- Thai: องครักษ์พิทักษ์เจี๊ยบ
- Directed by: Jeff Schu Andrew Gordon Veerapatra Jinanavin Arturo A. Hernandez
- Screenplay by: Gillian Berrow Arturo A. Hernandez
- Produced by: Chris Bremble Keven Sun Zheyi Ling Fang Jwanwat Ahriyararomp
- Music by: Fabrizio Mancinelli
- Production companies: Riff Studio Base FX
- Release date: 5 September 2024 (Thailand);
- Running time: 85 minutes
- Countries: Thailand China
- Budget: >USD$10 million
- Box office: $1 million

= Out of the Nest =

2024 animated film

Out of the Nest (องครักษ์พิทักษ์เจี๊ยบ) is a 2024 Thai-Chinese animated adventure film directed by Jeff Schu, Andrew Gordon, Veerapatra Jinanavin, and Arturo A. Hernandez and written by Hernandez.

==Production==
Jeff Schu, Andrew Gordon, Veerapatra Jinanavin, and Arturo A. Hernandez co-directed the film and Hernandez wrote the film. Jinanavin graduated from the Academy of Art University and worked as an intern at Pixar, where he met Gordon in 2007. Jinanavin founded Riff Studio in Thailand in 2009, with three animators, but this grew to around 200 by 2025.

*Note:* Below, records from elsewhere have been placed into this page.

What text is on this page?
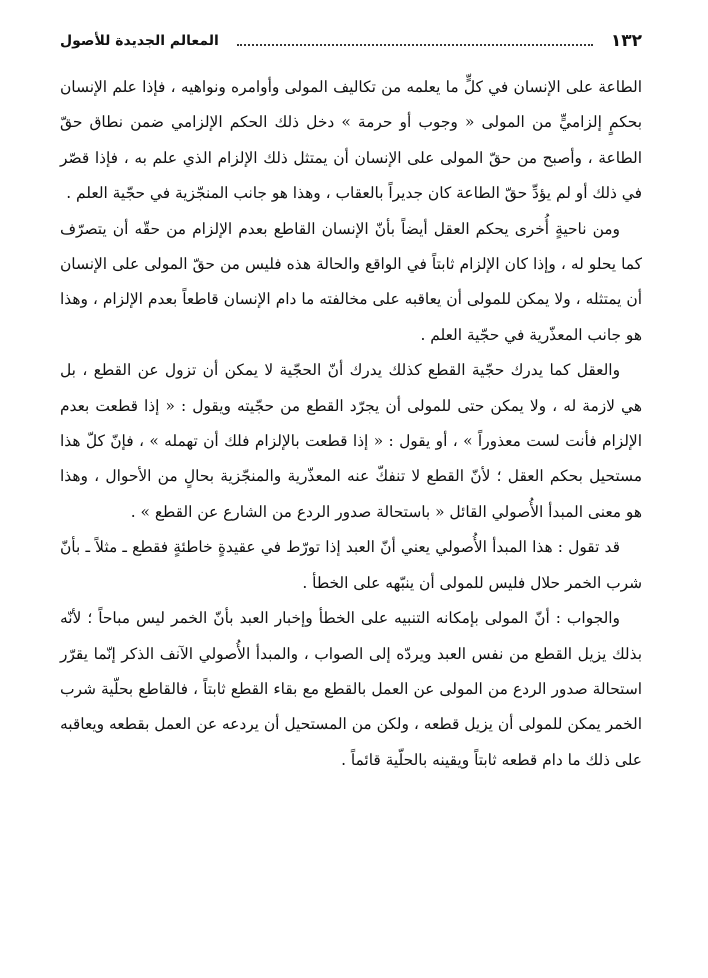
١٣٢
المعالم الجديدة للأصول

الطاعة على الإنسان في كلٍّ ما يعلمه من تكاليف المولى وأوامره ونواهيه ، فإذا علم الإنسان بحكمٍ إلزاميٍّ من المولى « وجوب أو حرمة » دخل ذلك الحكم الإلزامي ضمن نطاق حقّ الطاعة ، وأصبح من حقّ المولى على الإنسان أن يمتثل ذلك الإلزام الذي علم به ، فإذا قصّر في ذلك أو لم يؤدِّ حقّ الطاعة كان جديراً بالعقاب ، وهذا هو جانب المنجّزية في حجّية العلم .

ومن ناحيةٍ أُخرى يحكم العقل أيضاً بأنّ الإنسان القاطع بعدم الإلزام من حقّه أن يتصرّف كما يحلو له ، وإذا كان الإلزام ثابتاً في الواقع والحالة هذه فليس من حقّ المولى على الإنسان أن يمتثله ، ولا يمكن للمولى أن يعاقبه على مخالفته ما دام الإنسان قاطعاً بعدم الإلزام ، وهذا هو جانب المعذّرية في حجّية العلم .

والعقل كما يدرك حجّية القطع كذلك يدرك أنّ الحجّية لا يمكن أن تزول عن القطع ، بل هي لازمة له ، ولا يمكن حتى للمولى أن يجرّد القطع من حجّيته ويقول : « إذا قطعت بعدم الإلزام فأنت لست معذوراً » ، أو يقول : « إذا قطعت بالإلزام فلك أن تهمله » ، فإنّ كلّ هذا مستحيل بحكم العقل ؛ لأنّ القطع لا تنفكّ عنه المعذّرية والمنجّزية بحالٍ من الأحوال ، وهذا هو معنى المبدأ الأُصولي القائل « باستحالة صدور الردع من الشارع عن القطع » .

قد تقول : هذا المبدأ الأُصولي يعني أنّ العبد إذا تورّط في عقيدةٍ خاطئةٍ فقطع ـ مثلاً ـ بأنّ شرب الخمر حلال فليس للمولى أن ينبّهه على الخطأ .

والجواب : أنّ المولى بإمكانه التنبيه على الخطأ وإخبار العبد بأنّ الخمر ليس مباحاً ؛ لأنّه بذلك يزيل القطع من نفس العبد ويردّه إلى الصواب ، والمبدأ الأُصولي الآنف الذكر إنّما يقرّر استحالة صدور الردع من المولى عن العمل بالقطع مع بقاء القطع ثابتاً ، فالقاطع بحلّية شرب الخمر يمكن للمولى أن يزيل قطعه ، ولكن من المستحيل أن يردعه عن العمل بقطعه ويعاقبه على ذلك ما دام قطعه ثابتاً ويقينه بالحلّية قائماً .
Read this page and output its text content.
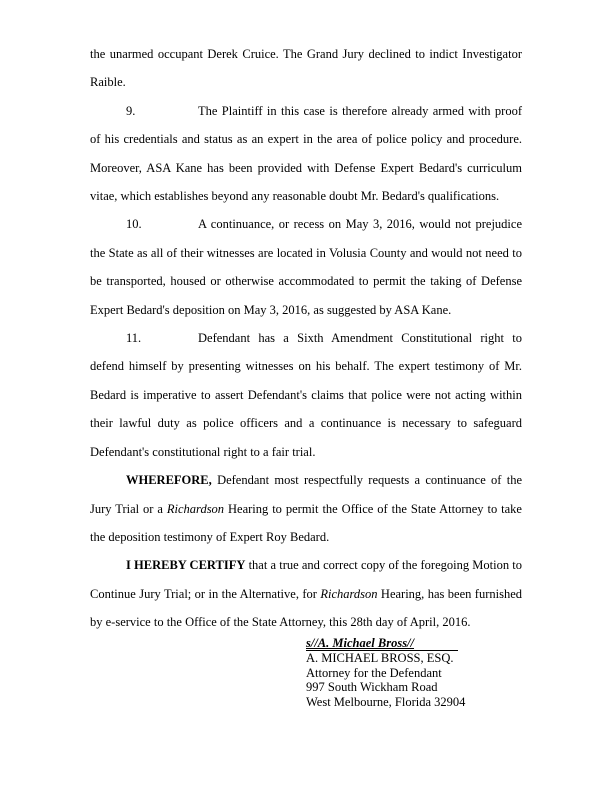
the unarmed occupant Derek Cruice. The Grand Jury declined to indict Investigator Raible.

9.	The Plaintiff in this case is therefore already armed with proof of his credentials and status as an expert in the area of police policy and procedure. Moreover, ASA Kane has been provided with Defense Expert Bedard's curriculum vitae, which establishes beyond any reasonable doubt Mr. Bedard's qualifications.

10.	A continuance, or recess on May 3, 2016, would not prejudice the State as all of their witnesses are located in Volusia County and would not need to be transported, housed or otherwise accommodated to permit the taking of Defense Expert Bedard's deposition on May 3, 2016, as suggested by ASA Kane.

11.	Defendant has a Sixth Amendment Constitutional right to defend himself by presenting witnesses on his behalf. The expert testimony of Mr. Bedard is imperative to assert Defendant's claims that police were not acting within their lawful duty as police officers and a continuance is necessary to safeguard Defendant's constitutional right to a fair trial.

WHEREFORE, Defendant most respectfully requests a continuance of the Jury Trial or a Richardson Hearing to permit the Office of the State Attorney to take the deposition testimony of Expert Roy Bedard.

I HEREBY CERTIFY that a true and correct copy of the foregoing Motion to Continue Jury Trial; or in the Alternative, for Richardson Hearing, has been furnished by e-service to the Office of the State Attorney, this 28th day of April, 2016.

s//A. Michael Bross//
A. MICHAEL BROSS, ESQ.
Attorney for the Defendant
997 South Wickham Road
West Melbourne, Florida 32904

Chawalit Arayavarorm pitched Out of the Nest to Jinanavin in 2016. The idea was that seven royal fledgling birds with distinct personalities would be entrusted to a teenage goat delivery boy who dreams of becoming a barber. Riff Studio sought the help of Schu and Gordon to help fund the film. Gordon joined the production to help with storytelling, but became one of its directors. The film had a budget below USD$10 million.

Due to a lack of experience with computer animation in Thailand, work was outsourced to the Chinese company Base FX. Some elements of the film were censored by the China Film Administration.

==Release==
Out of the Nest premiered in Thailand on 5 September 2024. In Turkey the film was shown in 121 theatres, the highest number of Turkish theatres that a Thai animated film has been shown in. It was released in the United States on 18 July 2025. It earned $1,062,814 during its theatrical release.

The film was shown at the Oulu International Children's and Youth Film Festival. It was shown at the 2024 Annecy International Animation Film Festival. All Rights Entertainment acquired the international sales rights for the film after it was shown at Annecy.